FOR the first time in 70 years, elections in Shetland have become genuinely competitive. After decades of electoral dominance by the Liberals and LibDems, the recent rise of the SNP has led to several closely fought races between the two parties.

The LibDem majority in the Orkney and Shetland Westminster constituency was slashed in 2015 from 10,000 to just 800 as part of the SNP’s “tsunami” across Scotland – the Isles’ MP Alistair Carmichael only narrowly holding his seat. The LibDems were able to regain ground in subsequent Westminster and Holyrood elections but continue to face competition from the SNP.

In 2019, the LibDems held Shetland’s Holyrood seat in a by-election with a majority of 16 percentage points over the SNP, while Alistair Carmichael’s majority later that year was down to 11. These are still considerable leads for the LibDems but, after 2015, they mark the second- and third-closest results in Shetland since 1950.

In this competitive landscape, the emergence of a new political party in Shetland could have a major impact on future elections. The recently announced Shetland Regional Democratic Party (SRDP) is calling for Shetlanders to have “a proper, accountable voice in Holyrood and Westminster” to “put democratic accountability back into the hands of Shetlanders”.

Fronted by popular local councillor Ryan Thomson, who achieved a respectable third place as an independent candidate in last year’s by-election, the party is currently in the early stages of being established.

This would not be the first time Shetland has had its own political party. In 1973, a short-lived movement called the Shetland Democratic Group contested local council elections largely on the single issue of opposing the then county council’s policy towards oil developments. Despite Shetland’s tradition of non-partisan local government, they almost seized control of the council chamber.

The Shetland Democratic Group disbanded shortly after, but later in the 1970s Shetland saw the formation of the more substantial Shetland Movement.

This group campaigned for Shetland to gain autonomy along the lines of the Isle of Man or the Faroes.
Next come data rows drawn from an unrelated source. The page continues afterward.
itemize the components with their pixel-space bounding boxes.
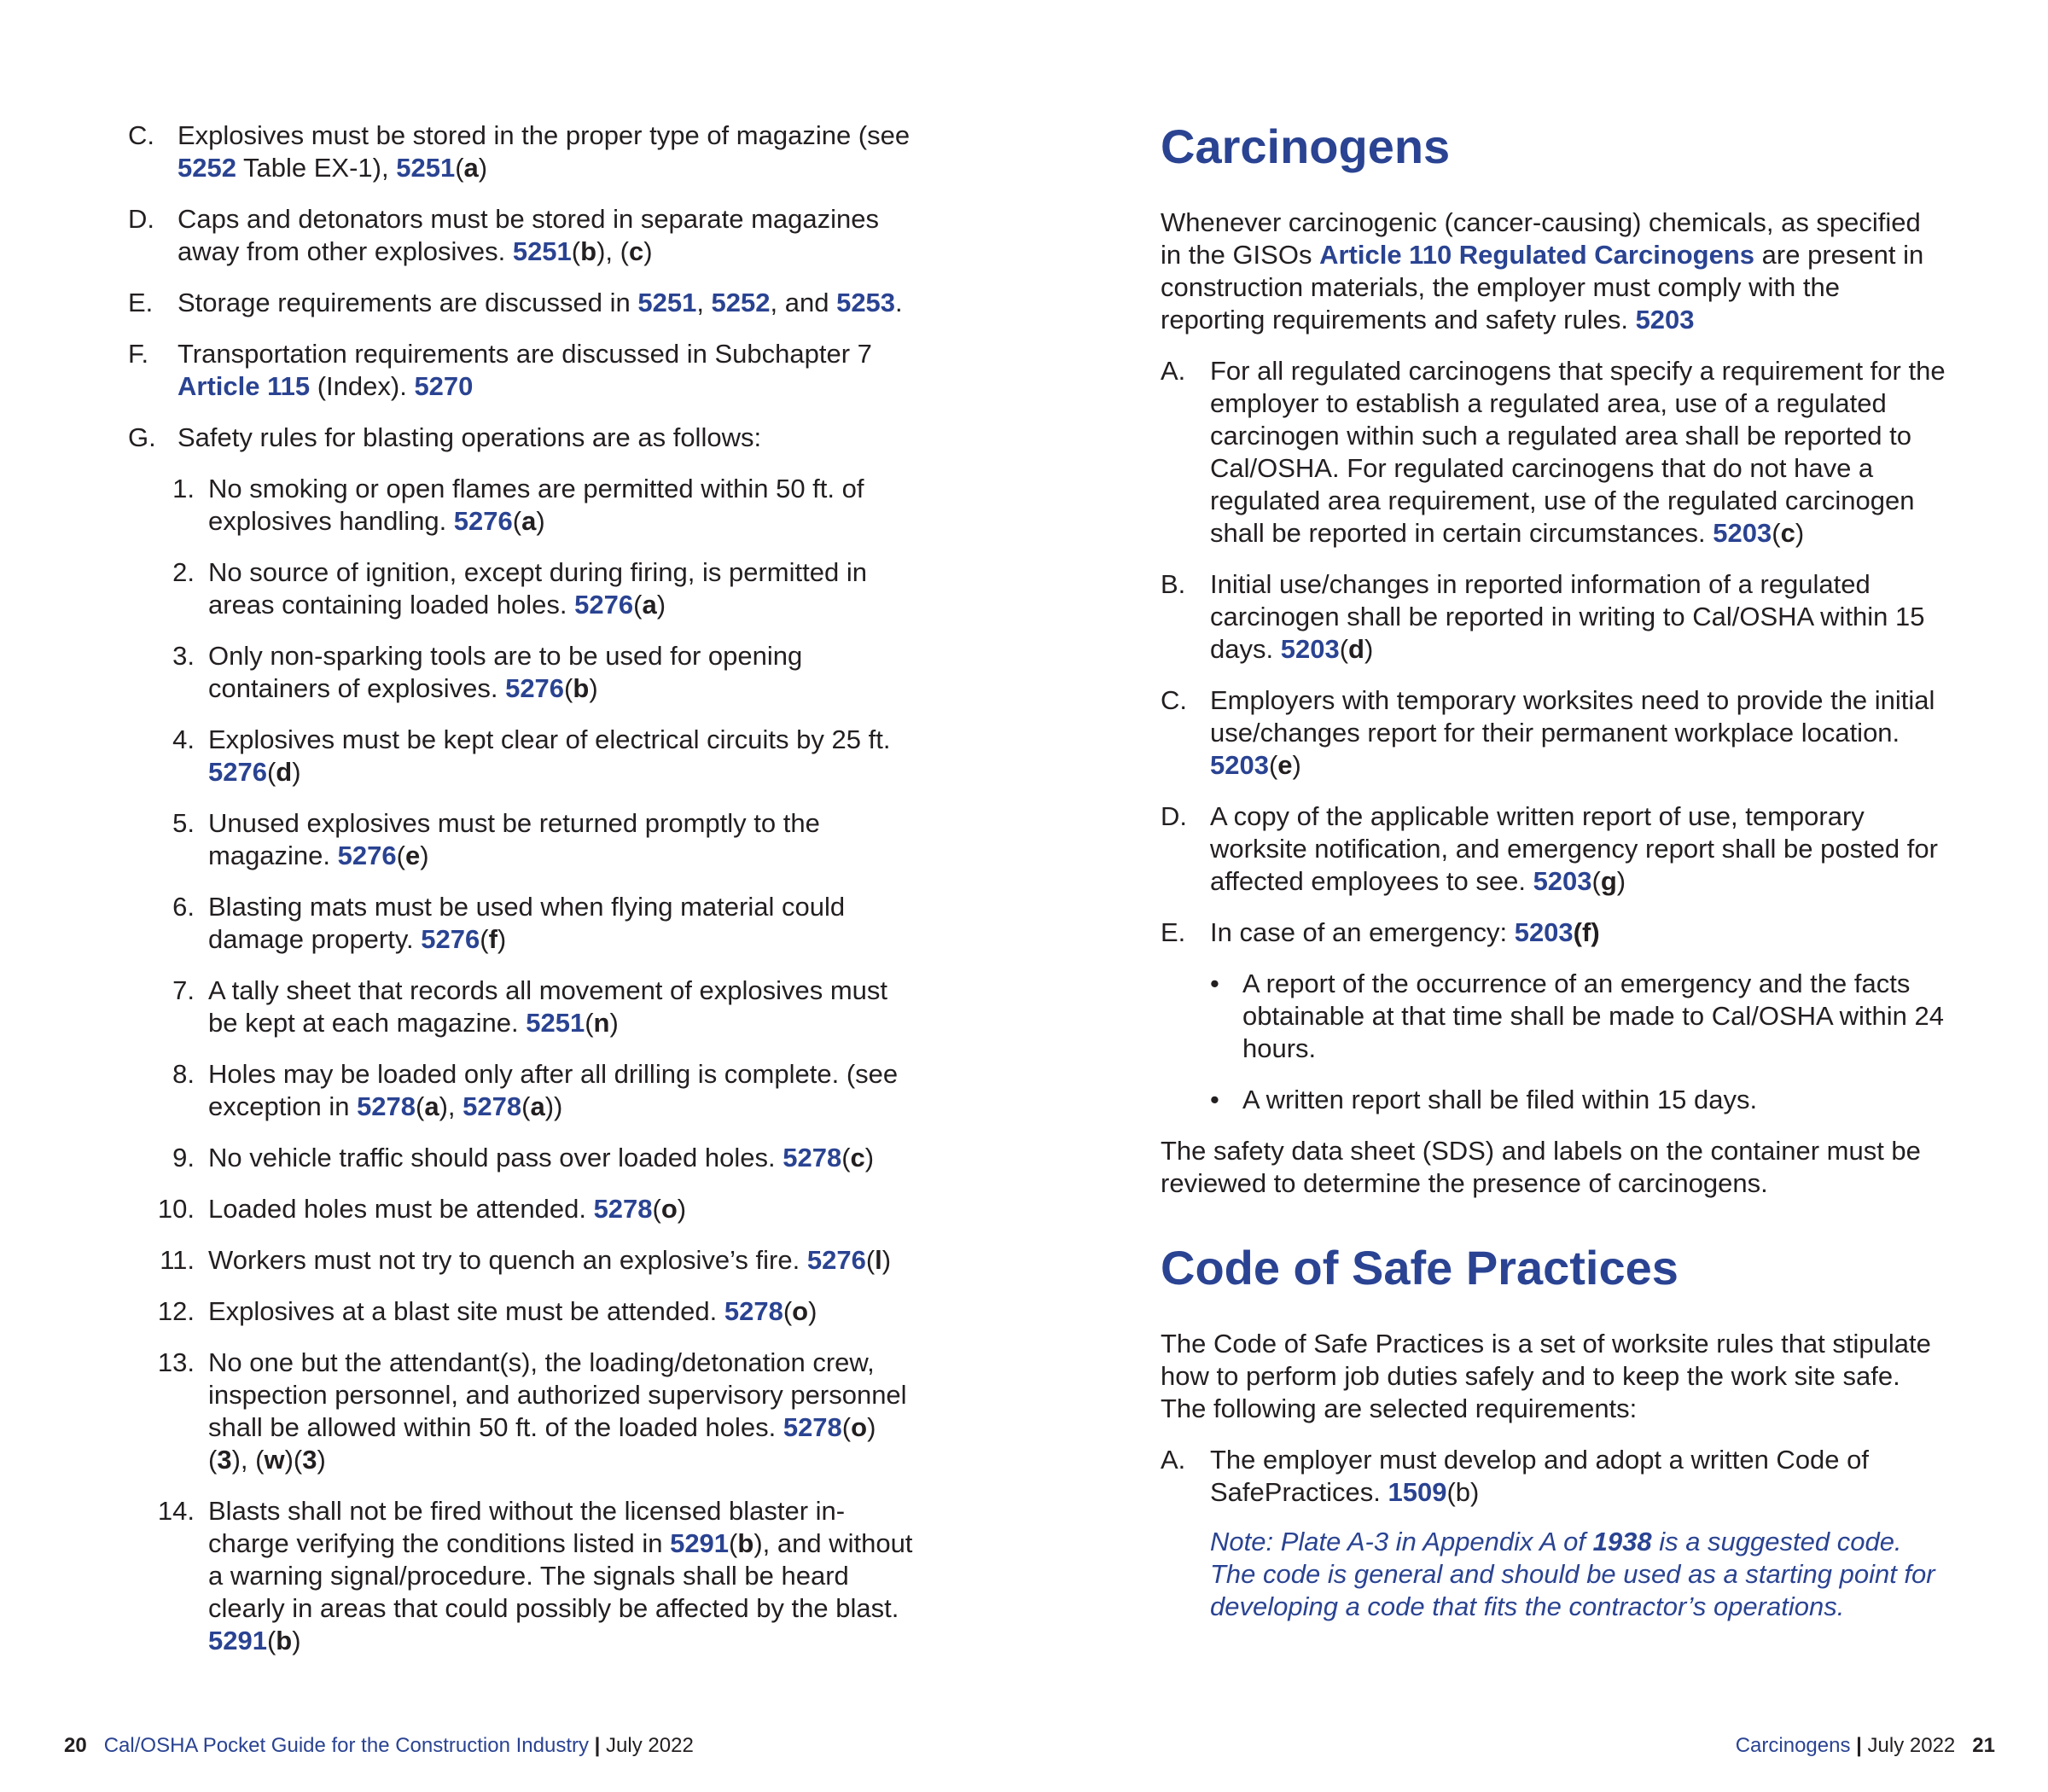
footer-date: July 2022 [1867, 1734, 1956, 1757]
footer-right: Carcinogens | July 2022 21 [1735, 1734, 1995, 1757]
list-item: 9. No vehicle traffic should pass over loaded holes. 5278(c) [172, 1143, 875, 1172]
list-item: 1. No smoking or open flames are permitted within 50 ft. of explosives handling. 5276(a) [172, 474, 864, 536]
ref-link[interactable]: 5252 [711, 288, 771, 317]
list-item-e: E. Storage requirements are discussed in 5251, 5252, and 5253. [128, 288, 903, 317]
ref-link[interactable]: 5278 [783, 1143, 842, 1172]
ref-link[interactable]: 5270 [414, 371, 474, 401]
ref-link[interactable]: 5276 [574, 590, 634, 620]
list-item-g: G. Safety rules for blasting operations are as follows: 1. No smoking or open flames are permitted within 50 ft. of explosives handling. 5276(a) 2. No source of ignition, except during firing, is permitted in areas containing loaded holes. 5276(a) 3. Only non-sparking tools are to be used for opening containers of explosives. 5276(b) 4. Explosives must be kept clear of electrical circuits by 25 ft. 5276(d) 5. Unused explosives must be returned promptly to the magazine. 5276(e) 6. Blasting mats must be used when flying material could damage property. 5276(f) 7. A tally sheet that records all movement of explosives must be kept at each magazine. 5251(n) 8. Holes may be loaded only after all drilling is complete. (see exception in 5278(a), 5278(a)) 9. No vehicle traffic should pass over loaded holes. 5278(c) 10. Loaded holes must be attended. 5278(o) 11. Workers must not try to quench an explosive’s fire. 5276(l) 12. Explosives at a blast site must be attended. 5278(o) 13. No one but the attendant(s), the loading/detonation crew, inspection personnel, and authorized supervisory personnel shall be allowed within 50 ft. of the loaded holes. 5278(o)(3), (w)(3) 14. Blasts shall not be fired without the licensed blaster in-charge verifying the conditions listed in 5291(b), and without a warning signal/procedure. The signals shall be heard clearly in areas that could possibly be affected by the blast. 5291(b) [128, 422, 913, 1655]
ref-link[interactable]: 5203 [1280, 634, 1340, 664]
ref-link[interactable]: 5252 [177, 153, 236, 183]
list-item: 5. Unused explosives must be returned promptly to the magazine. 5276(e) [172, 808, 820, 870]
list-item: 12. Explosives at a blast site must be attended. 5278(o) [157, 1296, 817, 1326]
ref-link[interactable]: 5203 [1713, 518, 1772, 548]
section-heading-code-of-safe-practices: Code of Safe Practices [1161, 1241, 1679, 1295]
ref-link[interactable]: 5203 [1533, 866, 1592, 896]
bullet-item: • A written report shall be filed within 15 days. [1210, 1085, 1758, 1114]
list-item-a: A. The employer must develop and adopt a written Code of SafePractices. 1509(b) [1161, 1445, 1870, 1507]
list-item: 11. Workers must not try to quench an explosive’s fire. 5276(l) [160, 1245, 892, 1275]
ref-link[interactable]: 5278 [724, 1296, 783, 1326]
ref-link[interactable]: 5276 [806, 1245, 866, 1275]
list-item-e: E. In case of an emergency: 5203(f) [1161, 917, 1600, 947]
bullet-icon: • [1210, 969, 1219, 998]
ref-link[interactable]: 5203 [1514, 917, 1574, 947]
ref-link[interactable]: 5278 [357, 1091, 416, 1121]
list-item: 4. Explosives must be kept clear of electrical circuits by 25 ft. 5276(d) [172, 724, 891, 787]
ref-link[interactable]: 5251 [512, 236, 572, 266]
ref-link[interactable]: 5203 [1635, 305, 1695, 335]
ref-link[interactable]: 5276 [453, 506, 513, 536]
ref-link[interactable]: 5251 [526, 1008, 585, 1038]
footer-left: 20 Cal/OSHA Pocket Guide for the Construction Industry | July 2022 [64, 1734, 694, 1757]
right-page [1024, 0, 2048, 1792]
page-number: 20 [64, 1734, 87, 1757]
carcinogens-closing: The safety data sheet (SDS) and labels on the container must be reviewed to determine the presence of carcinogens. [1161, 1136, 1921, 1198]
ref-link[interactable]: Article 115 [177, 371, 311, 401]
bullet-icon: • [1210, 1085, 1219, 1114]
code-intro: The Code of Safe Practices is a set of worksite rules that stipulate how to perform job duties safely and to keep the work site safe. The following are selected requirements: [1161, 1329, 1931, 1423]
list-item-c: C. Employers with temporary worksites need to provide the initial use/changes report for their permanent workplace location. 5203(e) [1161, 685, 1935, 780]
ref-link[interactable]: 5276 [208, 757, 267, 787]
note-text: Note: Plate A-3 in Appendix A of 1938 is a suggested code. The code is general and should be used as a starting point for developing a code that fits the contractor’s operations. [1210, 1527, 1935, 1621]
list-item: 7. A tally sheet that records all movement of explosives must be kept at each magazine. 5251(n) [172, 975, 888, 1038]
list-item: 8. Holes may be loaded only after all drilling is complete. (see exception in 5278(a), 5278(a)) [172, 1059, 899, 1121]
list-item-d: D. A copy of the applicable written report of use, temporary worksite notification, and emergency report shall be posted for affected employees to see. 5203(g) [1161, 801, 1938, 896]
left-column [128, 119, 913, 1676]
carcinogens-intro: Whenever carcinogenic (cancer-causing) chemicals, as specified in the GISOs Article 110 Regulated Carcinogens are present in construction materials, the employer must comply with the reporting requirements and safety rules. 5203 [1161, 207, 1924, 335]
bullet-item: • A report of the occurrence of an emergency and the facts obtainable at that time shall be made to Cal/OSHA within 24 hours. [1210, 969, 1944, 1063]
list-item: 13. No one but the attendant(s), the loading/detonation crew, inspection personnel, and authorized supervisory personnel shall be allowed within 50 ft. of the loaded holes. 5278(o)(3), (w)(3) [157, 1347, 907, 1475]
list-item: 6. Blasting mats must be used when flying material could damage property. 5276(f) [172, 892, 846, 954]
blasting-rules-list [128, 473, 913, 1657]
ref-link[interactable]: 5278 [463, 1091, 522, 1121]
ref-link[interactable]: 5291 [670, 1528, 730, 1558]
list-item: 14. Blasts shall not be fired without the licensed blaster in-charge verifying the conditions listed in 5291(b), and without a warning signal/procedure. The signals shall be heard clearly in areas that could possibly be affected by the blast. 5291(b) [157, 1496, 913, 1655]
section-heading-carcinogens: Carcinogens [1161, 119, 1451, 173]
ref-link[interactable]: 5251 [637, 288, 697, 317]
ref-link[interactable]: 5276 [337, 841, 397, 870]
ref-link[interactable]: 1509 [1388, 1477, 1447, 1507]
ref-link[interactable]: 5253 [836, 288, 896, 317]
list-item-c: C. Explosives must be stored in the proper type of magazine (see 5252 Table EX-1), 5251(a) [128, 120, 911, 183]
ref-link[interactable]: 5276 [505, 673, 565, 703]
list-item-f: F. Transportation requirements are discussed in Subchapter 7 Article 115 (Index). 5270 [128, 339, 872, 401]
ref-link[interactable]: 5251 [396, 153, 456, 183]
ref-link[interactable]: 5203 [1210, 750, 1269, 780]
list-item-b: B. Initial use/changes in reported information of a regulated carcinogen shall be reported in writing to Cal/OSHA within 15 days. 5203(d) [1161, 569, 1925, 664]
list-item: 10. Loaded holes must be attended. 5278(o) [157, 1194, 687, 1224]
list-item-a: A. For all regulated carcinogens that specify a requirement for the employer to establish a regulated area, use of a regulated carcinogen within such a regulated area shall be reported to Cal/OSHA. For regulated carcinogens that do not have a regulated area requirement, use of the regulated carcinogen shall be reported in certain circumstances. 5203(c) [1161, 356, 1946, 548]
ref-link[interactable]: Article 110 Regulated Carcinogens [1319, 240, 1755, 270]
ref-link[interactable]: 5278 [593, 1194, 653, 1224]
ref-link[interactable]: 5278 [783, 1412, 842, 1442]
right-column [1161, 119, 1946, 1623]
footer-section: Carcinogens [1735, 1734, 1851, 1757]
ref-link[interactable]: 5291 [208, 1626, 267, 1655]
list-item-d: D. Caps and detonators must be stored in separate magazines away from other explosives. 5251(b), (c) [128, 204, 879, 266]
footer-date: July 2022 [606, 1734, 694, 1757]
list-item: 3. Only non-sparking tools are to be used for opening containers of explosives. 5276(b) [172, 641, 803, 703]
list-item: 2. No source of ignition, except during firing, is permitted in areas containing loaded holes. 5276(a) [172, 557, 867, 620]
page-number: 21 [1972, 1734, 1995, 1757]
footer-title: Cal/OSHA Pocket Guide for the Construction Industry [103, 1734, 589, 1757]
ref-link[interactable]: 5276 [421, 924, 480, 954]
The Shetland Movement elected a number of councillors through the 1980s and 1990s and also contested the 1987 General Election in an alliance with the Orkney Movement, which similarly campaigned for autonomy.

The movements won 15% of the vote in this election, helped in part by the SNP’s decision to stand aside in their favour.

The movements would later dissolve in the 1990s, having failed to achieve their central aim of formal autonomy, but these results indicated a significant minority of islanders were prepared to support a party based in the islands and focused on local issues.

More recently, in the aftermath of the 2014 independence referendum, an organisation called Wir Shetland was founded to renew the campaign for autonomy in Shetland. It also proved short-lived and collapsed after only a couple of years, but it demonstrated continued interest in the principle of a political movement for Shetland.

The SRDP would appear to endorse a more “regional” focus on Shetland within the existing constitutional settlement rather than campaign for autonomous status, as these earlier movements sought to do. It hopes to capitalise on disillusionment with the “mainland parties” and a widespread perception that power has been too centralised in Edinburgh and London

What might this mean for future elections? The SRDP is unlikely to win the Shetland constituency and has yet to confirm if it will contest the seat in 2021. Nevertheless, it could still have an important impact on future results.

We can look to Ryan Thomson’s campaign in last year’s by-election for an indication of his new party’s likely voter base. The SRDP’s aim of providing a representative voice for Shetlanders mirrors the themes Thomson emphasised in his campaign, which finished with 11% of the vote. It is reasonable to assume that the party may be able to rely on at least some of these voters in a future election.

That Thomson and SNP candidate Tom Wills both made gains in the by-election while the LibDems lost almost a third of their vote suggests that Thomson’s campaign likely drew more votes from the LibDems than the SNP.

Vote transfers between elections are often more complicated than they seem at first glance but you can also see this trend at a local level. In the wards where Thomson performed best, Shetland North and his native North Isles, the LibDems saw fewer votes than might otherwise be expected.

Political researcher James Stewart, who helped co-ordinate Thomson’s by-election campaign and previously worked for Alistair Carmichael, agrees there is “no doubt” that the LibDem vote share would suffer from the presence of this new party.

Thomson’s neutrality on the independence question during the by-election likely also appealed more to former supporters of the LibDems. If the SRDP does take off, its presence is more likely to harm the LibDems than the SNP. This could help open the door for a future SNP candidate to build on the party’s recent gains and ultimately win the constituency which has so far evaded their grasp.

If recent polling trends in Scotland continue, which show the SNP surging ahead while the Liberal Democrats lose further ground, a close result in Shetland is certainly possible. Nevertheless, both the SRDP and the SNP face an uphill struggle to dislodge the Liberal Democrats from their 70-year dominance in the islands.

Mathew Nicolson is a PhD student at the University of Edinburgh, specialising in modern Scottish history. He has conducted research into the Scottish Anti-Apartheid Movement and his latest project looks at island politics in the postwar era.